Washington Monthly - Corporate-Proof the Care Economy
Industrial policy program manager Audrey Stienon argues that before increasing federal investment in child and elder care, measures should be taken to prevent large corporations from dominating these markets and compromising service quality for working-class families.
During the tense negotiations over his “Build Back Better” bill, President Joe Biden fought hard to include a $400 billion provision that would have dramatically lowered the cost of child care and expanded access to pre-kindergarten. He did not succeed, thanks to opposition from Senate Republicans and one key Democrat, Joe Manchin. But the effort signaled a new level of commitment among most Democrats to address what policy wonks often refer to as “the care economy.” During her campaign, Kamala Harris stressed her support not just for increasing public funding for child care but also for another urgent issue: the lack of affordable long-term care for the elderly and people with disabilities.
Though elements of the MAGA movement have advocated for more federal support for families with children, today it seems unlikely that the Trump administration will do much. Another federal push to fund the care economy is likely years away.
That delay, however, could be a blessing if those who are committed to helping families use the time wisely to address a growing problem with social service delivery: its capture by corporate interests. Experience has demonstrated that when the federal government steps in to provide more public support for different facets of the care economy, too often the unintended consequence is to attract new players to the sector who are motivated by greed. Examples include a vast corporate ecosystem of privately owned, publicly subsidized, and massively predatory providers that range from dental chains specializing in the overtreatment of children on Medicaid to abusive, monopolistic dialysis centers gorging on Medicare dollars.

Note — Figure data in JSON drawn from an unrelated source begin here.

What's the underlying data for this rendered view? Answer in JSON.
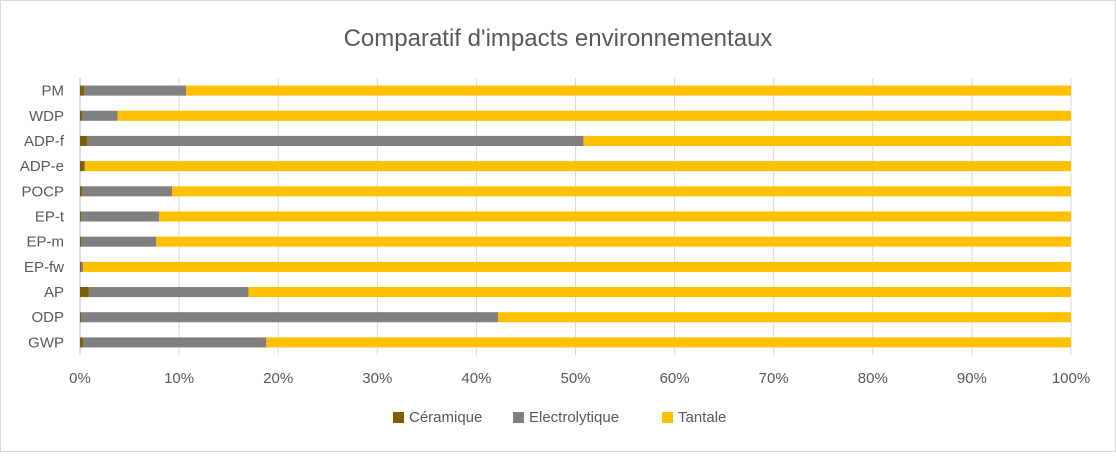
{
  "chart_data": {
    "type": "bar",
    "orientation": "horizontal",
    "stacked": "percent",
    "title": "Comparatif d'impacts environnementaux",
    "categories": [
      "PM",
      "WDP",
      "ADP-f",
      "ADP-e",
      "POCP",
      "EP-t",
      "EP-m",
      "EP-fw",
      "AP",
      "ODP",
      "GWP"
    ],
    "series": [
      {
        "name": "Céramique",
        "color": "#7f6000",
        "values": [
          0.4,
          0.2,
          0.7,
          0.4,
          0.2,
          0.1,
          0.1,
          0.1,
          0.9,
          0.1,
          0.3
        ]
      },
      {
        "name": "Electrolytique",
        "color": "#808080",
        "values": [
          10.3,
          3.6,
          50.1,
          0.1,
          9.1,
          7.9,
          7.6,
          0.2,
          16.1,
          42.1,
          18.5
        ]
      },
      {
        "name": "Tantale",
        "color": "#ffc000",
        "values": [
          89.3,
          96.2,
          49.2,
          99.5,
          90.7,
          92.0,
          92.3,
          99.7,
          83.0,
          57.8,
          81.2
        ]
      }
    ],
    "xlim": [
      0,
      100
    ],
    "xticks": [
      "0%",
      "10%",
      "20%",
      "30%",
      "40%",
      "50%",
      "60%",
      "70%",
      "80%",
      "90%",
      "100%"
    ],
    "xgrid": true,
    "legend": "bottom"
  }
}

Before more spigots of federal money get opened, advocates need to figure out how to corporate-proof the care economy. The way to do that is to focus their energies at the state and local levels. That’s not only where reform actions will be possible over the next four years—it’s also ground zero for the care economy itself. After all, child care facilities, hospitals, nursing homes, and most other health care providers operate almost exclusively in local or regional markets, and they have long been subject to regulation, and subsidy, by state and local governments.